According to the Bureau of Labor Statistics, production workers in parts plants earn $30/hour in the U.S., while vehicle assembly workers earn about $38/hour. Autoworkers in Mexico make not quite $5 an hour on average, up from less than $2 when NAFTA began, but when accounting for inflation over the decades, their wages actually declined.
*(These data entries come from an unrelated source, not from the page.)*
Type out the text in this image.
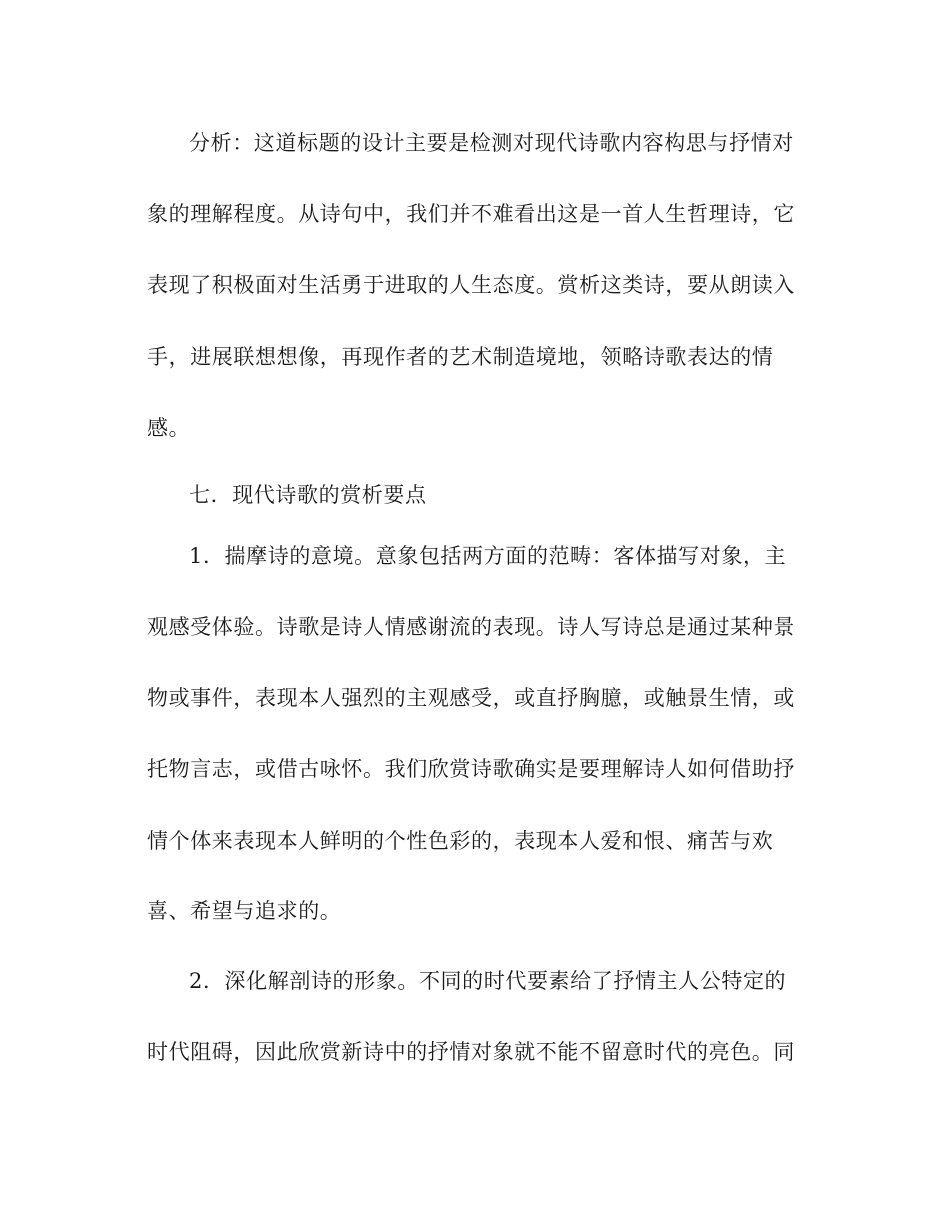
分析：这道标题的设计主要是检测对现代诗歌内容构思与抒情对
象的理解程度。从诗句中，我们并不难看出这是一首人生哲理诗，它
表现了积极面对生活勇于进取的人生态度。赏析这类诗，要从朗读入
手，进展联想想像，再现作者的艺术制造境地，领略诗歌表达的情
感。
七．现代诗歌的赏析要点
1．揣摩诗的意境。意象包括两方面的范畴：客体描写对象，主
观感受体验。诗歌是诗人情感谢流的表现。诗人写诗总是通过某种景
物或事件，表现本人强烈的主观感受，或直抒胸臆，或触景生情，或
托物言志，或借古咏怀。我们欣赏诗歌确实是要理解诗人如何借助抒
情个体来表现本人鲜明的个性色彩的，表现本人爱和恨、痛苦与欢
喜、希望与追求的。
2．深化解剖诗的形象。不同的时代要素给了抒情主人公特定的
时代阻碍，因此欣赏新诗中的抒情对象就不能不留意时代的亮色。同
"Something's wrong here," Wade said.
MichAuto's director of government affairs, Paul Corbett, said that using inputs from Mexico and Canada is what keeps Michigan operations cost-competitive with Asia and Europe, and said that 45% of Michigan's imports are from Mexico, and 26% are from Canada. He asked that Section 232 duties be removed on heavy duty vehicles, autos and light trucks, steel, aluminum and copper, and that the USMCA rules of origin eliminate both the labor value requirement and the requirement to use a certain percentage of North American steel and aluminum.
The parts manufacturing sector is even bigger than assembly, with more than 930,000 workers in the U.S., said Ana Meuwissen, senior vice president for government affairs at MEMA, the Vehicle Suppliers Association. She said the current rules of origin should remain, and that changing the rules for heavy trucks, while they are still on a transition through July 2027, would make things worse for the industry.
She said short transitions with significant changes would jeopardize smaller companies, and small and medium-sized firms are 60% of MEMA's membership.
In response to a question from the panel, Meuwissen said that CBP did a good job counseling companies during the transition from NAFTA to USMCA, but MEMA is concerned that such collaboration wouldn't be offered this time.
The panel asked witness Anne Hoef, treasurer of Mabuchi Motor America Corp., why the company makes power seat and power window motors in Mexico, rather than the U.S.
She didn't have a ready answer, but the Japanese company never had production in the U.S.; it shifted over time from Taiwan to China, later adding Vietnam, and then added Mexico in 2014.